Adjective "categorical" definition and examples

Pronunciation

/katəˈɡɒrɪk(ə)l/

Definitions and examples

adjective

Unambiguously explicit and direct.
  1. 'I shall be categorical in saying Simone King will make a worthy MCSG President if elected.'
  2. 'Dr Booth is categorical about how severe the problem of childhood obesity has become.'
  3. 'The answer is a categorical no, except in crofting areas, where a few crofters may be a little better off.'
  4. 'The official answer to the kidnappers has been both categorical and at times confusing.'
  5. 'My defense in this case will not be technical or legalistic: it will be categorical and absolute.'
  6. 'Because if he's now making a categorical statement ruling this out, that would be a shift in his position.'
  7. 'However, he was categorical that he was not attempting to glorify a caste or violence.'
  8. 'And as yet no categorical denial has been forthcoming from Montenegrin authorities.'
  9. 'Both Ms. Rice and Mr. Gonzales gave the required categorical rejection of torture.'
  10. 'Swinney gave a categorical promise never to sanction any more nuclear power stations in Scotland - ever.'

Definitions

1. without exceptions or conditions; absolute; unqualified and unconditional: a categorical denial.

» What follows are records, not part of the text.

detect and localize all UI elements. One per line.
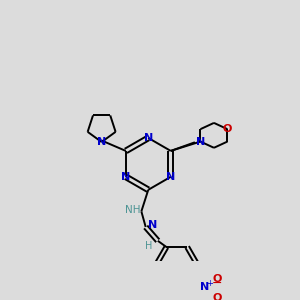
Text: N: N <box>121 172 130 182</box>
Text: O: O <box>213 274 222 284</box>
Text: N: N <box>148 220 157 230</box>
Text: NH: NH <box>125 205 140 215</box>
Text: N: N <box>144 133 153 143</box>
Text: +: + <box>206 279 213 288</box>
Text: N: N <box>200 282 209 292</box>
Text: H: H <box>146 241 153 251</box>
Text: N: N <box>196 136 205 147</box>
Text: O: O <box>213 292 222 300</box>
Text: N: N <box>166 172 176 182</box>
Text: N: N <box>97 137 106 147</box>
Text: −: − <box>211 277 222 290</box>
Text: O: O <box>223 124 232 134</box>
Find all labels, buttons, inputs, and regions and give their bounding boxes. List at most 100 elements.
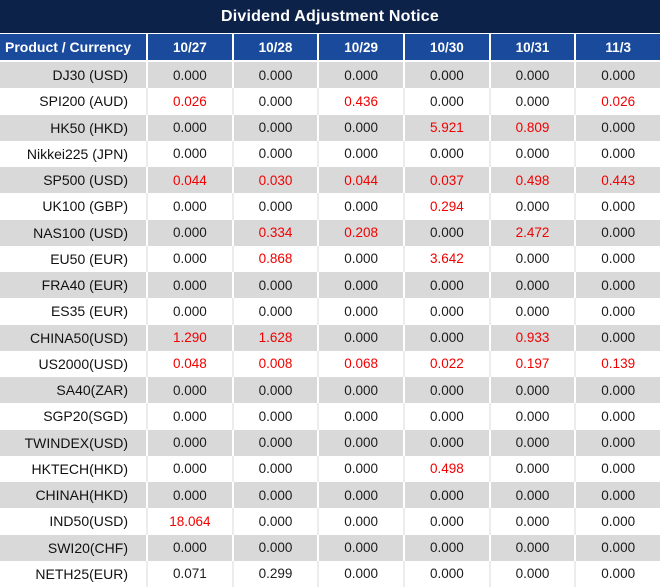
- value-cell: 0.000: [405, 560, 491, 587]
- table-row: Nikkei225 (JPN) 0.000 0.000 0.000 0.000 0.000…: [0, 140, 660, 167]
- value-cell: 0.000: [405, 429, 491, 456]
- value-cell: 0.000: [491, 560, 577, 587]
- table-row: SP500 (USD) 0.044 0.030 0.044 0.037 0.498 0.44…: [0, 167, 660, 194]
- value-cell: 0.000: [405, 298, 491, 325]
- product-cell: SWI20(CHF): [0, 534, 148, 561]
- value-cell: 0.299: [234, 560, 320, 587]
- header-date: 10/28: [233, 34, 320, 60]
- value-cell: 0.000: [234, 508, 320, 535]
- value-cell: 0.000: [601, 198, 636, 214]
- value-cell: 0.000: [319, 62, 406, 89]
- value-cell: 0.044: [319, 167, 406, 194]
- value-cell: 18.064: [148, 508, 234, 535]
- value-cell: 0.000: [405, 62, 491, 89]
- value-cell: 0.000: [601, 408, 636, 424]
- table-row: EU50 (EUR) 0.000 0.868 0.000 3.642 0.000 0.000: [0, 245, 660, 272]
- value-cell: 0.000: [148, 534, 234, 561]
- value-cell: 0.048: [148, 350, 234, 377]
- value-cell: 0.000: [234, 403, 320, 430]
- value-cell: 0.068: [319, 350, 406, 377]
- table-row: UK100 (GBP) 0.000 0.000 0.000 0.294 0.000 0.00…: [0, 193, 660, 220]
- value-cell: 0.000: [234, 429, 320, 456]
- header-date: 10/30: [405, 34, 491, 60]
- value-cell: 0.026: [601, 93, 636, 109]
- table-row: NAS100 (USD) 0.000 0.334 0.208 0.000 2.472 0.0…: [0, 219, 660, 246]
- value-cell: 0.000: [319, 429, 406, 456]
- value-cell: 0.022: [405, 350, 491, 377]
- value-cell: 0.000: [601, 251, 636, 267]
- product-cell: SPI200 (AUD): [0, 88, 148, 115]
- value-cell: 0.026: [148, 88, 234, 115]
- value-cell: 0.000: [491, 508, 577, 535]
- table-body: DJ30 (USD) 0.000 0.000 0.000 0.000 0.000 0.000…: [0, 62, 660, 587]
- value-cell: 0.071: [148, 560, 234, 587]
- value-cell: 0.000: [148, 62, 234, 89]
- value-cell: 0.000: [601, 513, 636, 529]
- value-cell: 0.000: [148, 140, 234, 167]
- value-cell: 0.000: [319, 377, 406, 404]
- value-cell: 1.290: [148, 324, 234, 351]
- value-cell: 0.000: [405, 508, 491, 535]
- value-cell: 0.000: [234, 88, 320, 115]
- value-cell: 0.000: [234, 193, 320, 220]
- value-cell: 0.436: [319, 88, 406, 115]
- value-cell: 0.809: [491, 114, 577, 141]
- value-cell: 0.000: [601, 566, 636, 582]
- product-cell: IND50(USD): [0, 508, 148, 535]
- value-cell: 3.642: [405, 245, 491, 272]
- value-cell: 0.000: [319, 455, 406, 482]
- value-cell: 0.000: [319, 114, 406, 141]
- header-date: 11/3: [576, 34, 660, 60]
- value-cell: 0.000: [491, 429, 577, 456]
- value-cell: 0.000: [319, 140, 406, 167]
- table-row: HK50 (HKD) 0.000 0.000 0.000 5.921 0.809 0.000: [0, 114, 660, 141]
- value-cell: 0.000: [148, 403, 234, 430]
- product-cell: US2000(USD): [0, 350, 148, 377]
- product-cell: EU50 (EUR): [0, 245, 148, 272]
- value-cell: 0.294: [405, 193, 491, 220]
- value-cell: 0.000: [601, 330, 636, 346]
- value-cell: 0.000: [601, 277, 636, 293]
- table-row: SA40(ZAR) 0.000 0.000 0.000 0.000 0.000 0.000: [0, 377, 660, 404]
- value-cell: 0.000: [491, 88, 577, 115]
- value-cell: 0.000: [234, 114, 320, 141]
- value-cell: 0.000: [405, 219, 491, 246]
- value-cell: 0.000: [601, 540, 636, 556]
- value-cell: 0.000: [491, 377, 577, 404]
- value-cell: 0.000: [319, 272, 406, 299]
- page-title: Dividend Adjustment Notice: [0, 0, 660, 34]
- value-cell: 0.000: [319, 508, 406, 535]
- value-cell: 1.628: [234, 324, 320, 351]
- value-cell: 0.000: [405, 377, 491, 404]
- value-cell: 0.139: [601, 356, 636, 372]
- value-cell: 0.000: [601, 461, 636, 477]
- value-cell: 0.000: [319, 324, 406, 351]
- value-cell: 0.197: [491, 350, 577, 377]
- value-cell: 0.000: [319, 245, 406, 272]
- value-cell: 0.000: [148, 429, 234, 456]
- value-cell: 2.472: [491, 219, 577, 246]
- header-date: 10/27: [148, 34, 234, 60]
- table-header: Product / Currency 10/27 10/28 10/29 10/30 1…: [0, 34, 660, 62]
- table-row: FRA40 (EUR) 0.000 0.000 0.000 0.000 0.000 0.00…: [0, 272, 660, 299]
- value-cell: 0.000: [148, 482, 234, 509]
- table-row: NETH25(EUR) 0.071 0.299 0.000 0.000 0.000 0.00…: [0, 560, 660, 587]
- product-cell: TWINDEX(USD): [0, 429, 148, 456]
- product-cell: ES35 (EUR): [0, 298, 148, 325]
- value-cell: 0.000: [601, 303, 636, 319]
- value-cell: 0.000: [234, 377, 320, 404]
- value-cell: 0.000: [601, 120, 636, 136]
- value-cell: 0.000: [405, 88, 491, 115]
- value-cell: 0.008: [234, 350, 320, 377]
- value-cell: 0.000: [491, 140, 577, 167]
- product-cell: HK50 (HKD): [0, 114, 148, 141]
- value-cell: 0.208: [319, 219, 406, 246]
- table-row: SGP20(SGD) 0.000 0.000 0.000 0.000 0.000 0.000: [0, 403, 660, 430]
- value-cell: 0.000: [148, 219, 234, 246]
- table-row: SPI200 (AUD) 0.026 0.000 0.436 0.000 0.000 0.0…: [0, 88, 660, 115]
- product-cell: Nikkei225 (JPN): [0, 140, 148, 167]
- product-cell: NETH25(EUR): [0, 560, 148, 587]
- value-cell: 0.000: [148, 245, 234, 272]
- value-cell: 0.000: [405, 534, 491, 561]
- value-cell: 0.000: [234, 482, 320, 509]
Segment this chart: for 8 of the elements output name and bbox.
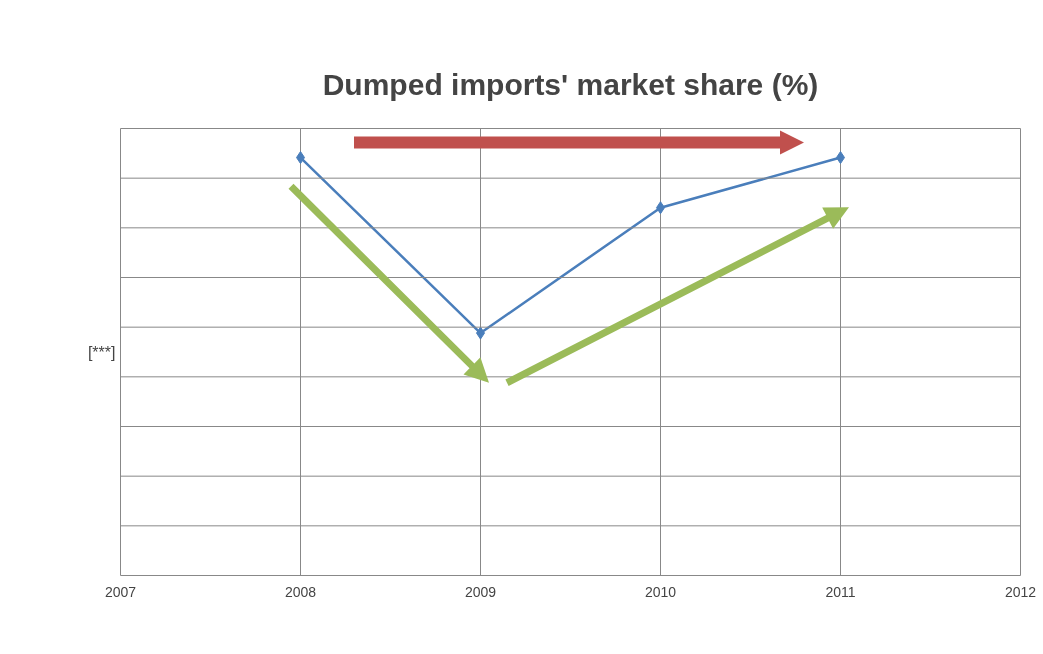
x-tick-label: 2012	[1004, 583, 1037, 600]
x-tick-label: 2007	[104, 583, 137, 600]
x-tick-label: 2011	[825, 583, 856, 600]
y-axis-title: [***]	[87, 343, 116, 361]
chart-title: Dumped imports' market share (%)	[322, 68, 819, 101]
x-tick-label: 2009	[464, 583, 497, 600]
x-tick-label: 2008	[284, 583, 317, 600]
x-tick-label: 2010	[644, 583, 677, 600]
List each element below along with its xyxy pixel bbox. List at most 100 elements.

2. Logic. (of a proposition) analyzable into a subject and an attribute related by a copula, as in the proposition “All humans are mortal.”. (of a syllogism) having categorical propositions as premises.

3. of, relating to, or in a category.

More examples(as adjective)

"people can be categorical about parties."

"pauls can be categorical about marks."

"parties can be categorical in/at/on yesterdays."

"parties can be categorical in rejections."

"assurances can be categorical."

More examples++

Origin

Late 16th century: from late Latin categoricus (from Greek katēgorikos, from katēgoria ‘statement’: see category)+ -al.